Matching mode
JDK provides three matching modes: greedy, reluctant and possessive, which respectively correspond to three possessive quantifiers. Greedy mode is the default mode and reluctant mode. Indicated by adding a ? after the expression. Possession mode is indicated by appending a + to the end of the expression.
What are the meanings of the three modes?
The meaning of the greedy mode is: match as many matches as possible while trying to satisfy the overall match.
The meaning of reluctant mode is: matching as little as possible while also trying to satisfy the overall match.
The meaning of possession mode is: match as many as possible. If the arrangement cannot match due to too many matches, there will be no backtracking.
For example, there is a string as follows:
/m/t/wd/nl/n/p/m/wd/nl/n/p/m/wd/nl/n/p/m/v/n
Expression matching in greedy mode:
/m/t.*/nl/n/p/m
此时匹配结果为 /m/t/wd/nl/n/p/m/wd/nl/n/p/m/wd/nl/n/p/m
Expression matching in reluctant mode:
/m/ t/.*?/nl/n/p/m
此时匹配结果为 /m/t/wd/nl/n/p/m
/m/t/wdx+?/nl/n/p/m
If this is the case, then it will not match, because + means at least matching One, reluctant mode, must match at least one, so the match fails.
Expression matching of occupancy pattern:
/m/t.*+/nl/n/p/m It cannot be matched at this time because .* matches too many characters, which makes it impossible to match later.
Note: Only forced quantifiers or possessive quantifiers can be used for variable matching rules. For example, X?? means matching the character X as little as possible, while X? is the default greedy mode, which means matching as much as possible. Another example: X{n} means that you must prepare to match n nature.
Looking is suitable for such scenarios: when doing regular matching, you need to know whether there are specific expressions before or after the matched part, without capturing (consuming) these specific expressions.
If you do not use lookaround, but directly use expressions to judge, then these matched expressions will inevitably be consumed.

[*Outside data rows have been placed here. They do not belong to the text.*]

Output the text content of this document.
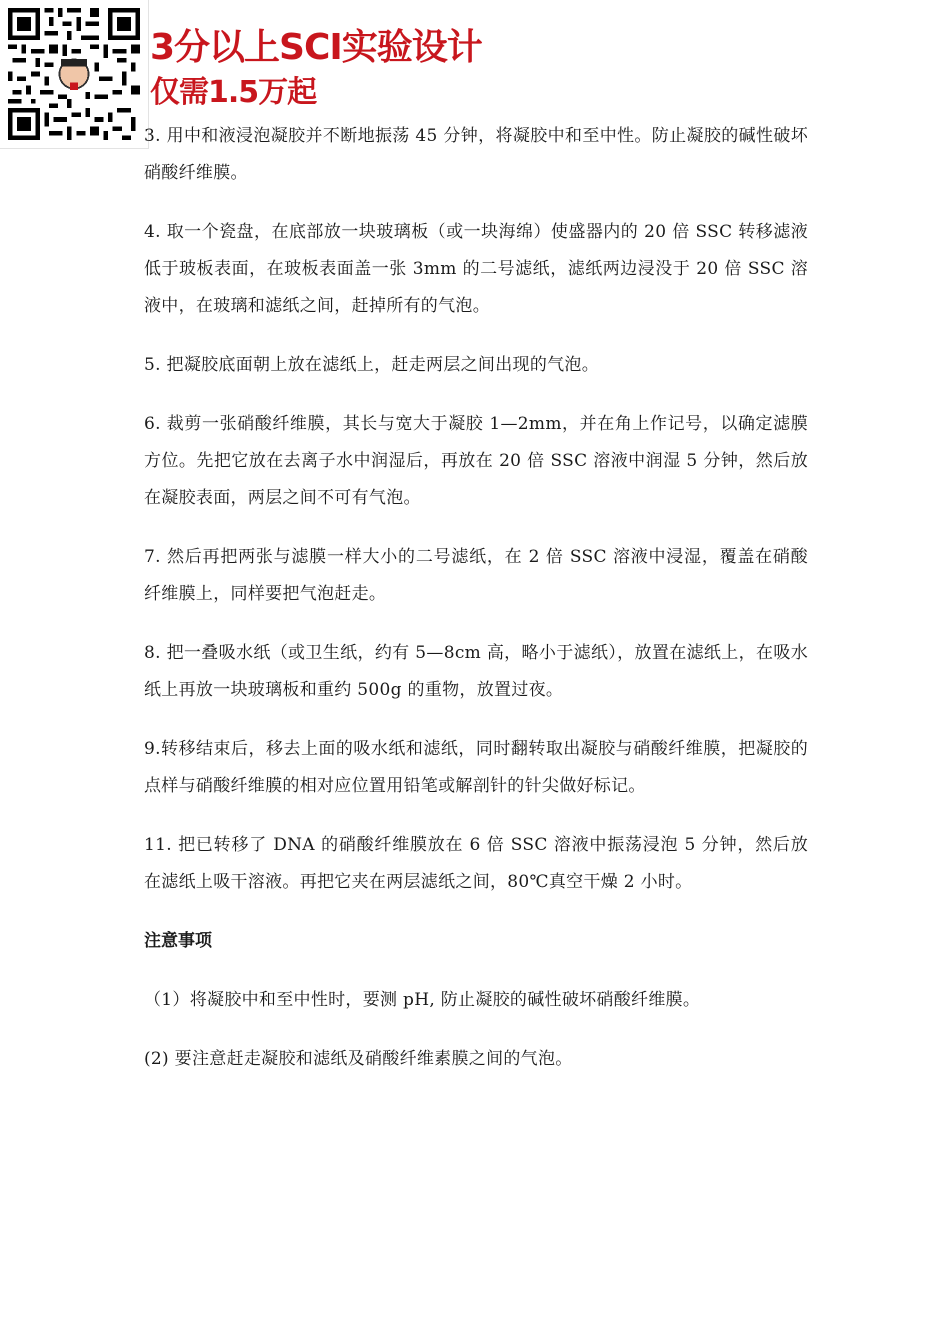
3分以上SCI实验设计
仅需1.5万起

3. 用中和液浸泡凝胶并不断地振荡 45 分钟，将凝胶中和至中性。防止凝胶的碱性破坏硝酸纤维膜。

4. 取一个瓷盘，在底部放一块玻璃板（或一块海绵）使盛器内的 20 倍 SSC 转移滤液低于玻板表面，在玻板表面盖一张 3mm 的二号滤纸，滤纸两边浸没于 20 倍 SSC 溶液中，在玻璃和滤纸之间，赶掉所有的气泡。

5. 把凝胶底面朝上放在滤纸上，赶走两层之间出现的气泡。

6. 裁剪一张硝酸纤维膜，其长与宽大于凝胶 1—2mm，并在角上作记号，以确定滤膜方位。先把它放在去离子水中润湿后，再放在 20 倍 SSC 溶液中润湿 5 分钟，然后放在凝胶表面，两层之间不可有气泡。

7. 然后再把两张与滤膜一样大小的二号滤纸，在 2 倍 SSC 溶液中浸湿，覆盖在硝酸纤维膜上，同样要把气泡赶走。

8. 把一叠吸水纸（或卫生纸，约有 5—8cm 高，略小于滤纸），放置在滤纸上，在吸水纸上再放一块玻璃板和重约 500g 的重物，放置过夜。

9.转移结束后，移去上面的吸水纸和滤纸，同时翻转取出凝胶与硝酸纤维膜，把凝胶的点样与硝酸纤维膜的相对应位置用铅笔或解剖针的针尖做好标记。

11. 把已转移了 DNA 的硝酸纤维膜放在 6 倍 SSC 溶液中振荡浸泡 5 分钟，然后放在滤纸上吸干溶液。再把它夹在两层滤纸之间，80℃真空干燥 2 小时。

注意事项

（1）将凝胶中和至中性时，要测 pH, 防止凝胶的碱性破坏硝酸纤维膜。

(2) 要注意赶走凝胶和滤纸及硝酸纤维素膜之间的气泡。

For example: Suppose I want to segment the sentence ILoveYou. The principle is that if a capital letter appears, it is considered a new word.
If you use this matching rule:
\p{Upper}\p{Lower}*[\p{Upper}]?
, then the matched uppercase letters will be consumed. The matching result would be:
IL
You
This does not meet the requirements.
The solution is to use lookaround. The regular expression is:
\p{Upper}?\p{Lower}*(?=[\p{Upper}]?)
The output result is:
I
Love
You
There are four types of lookaround:
(?=X) means that what follows is a regular expression Formula X, when matching the previous part, the part X will not be consumed and will not be captured. Zero-width forward positive prediction.
(?<=X) means that the previous part is the regular expression X. When matching the following part, the X part will not be consumed and will not be captured. Zero-width reverse positive prediction.
(?!X) means that what follows is not the regular expression X. When matching the previous part, the X part will not be consumed and will not be captured. Zero-width forward negative prediction.
(?!=X) means that the preceding part is not the regular expression X. When matching the following part, the X part will not be consumed and will not be captured. Zero-width backward negative prediction.
Non-capturing possessive matching
(?>X) This has not been studied clearly.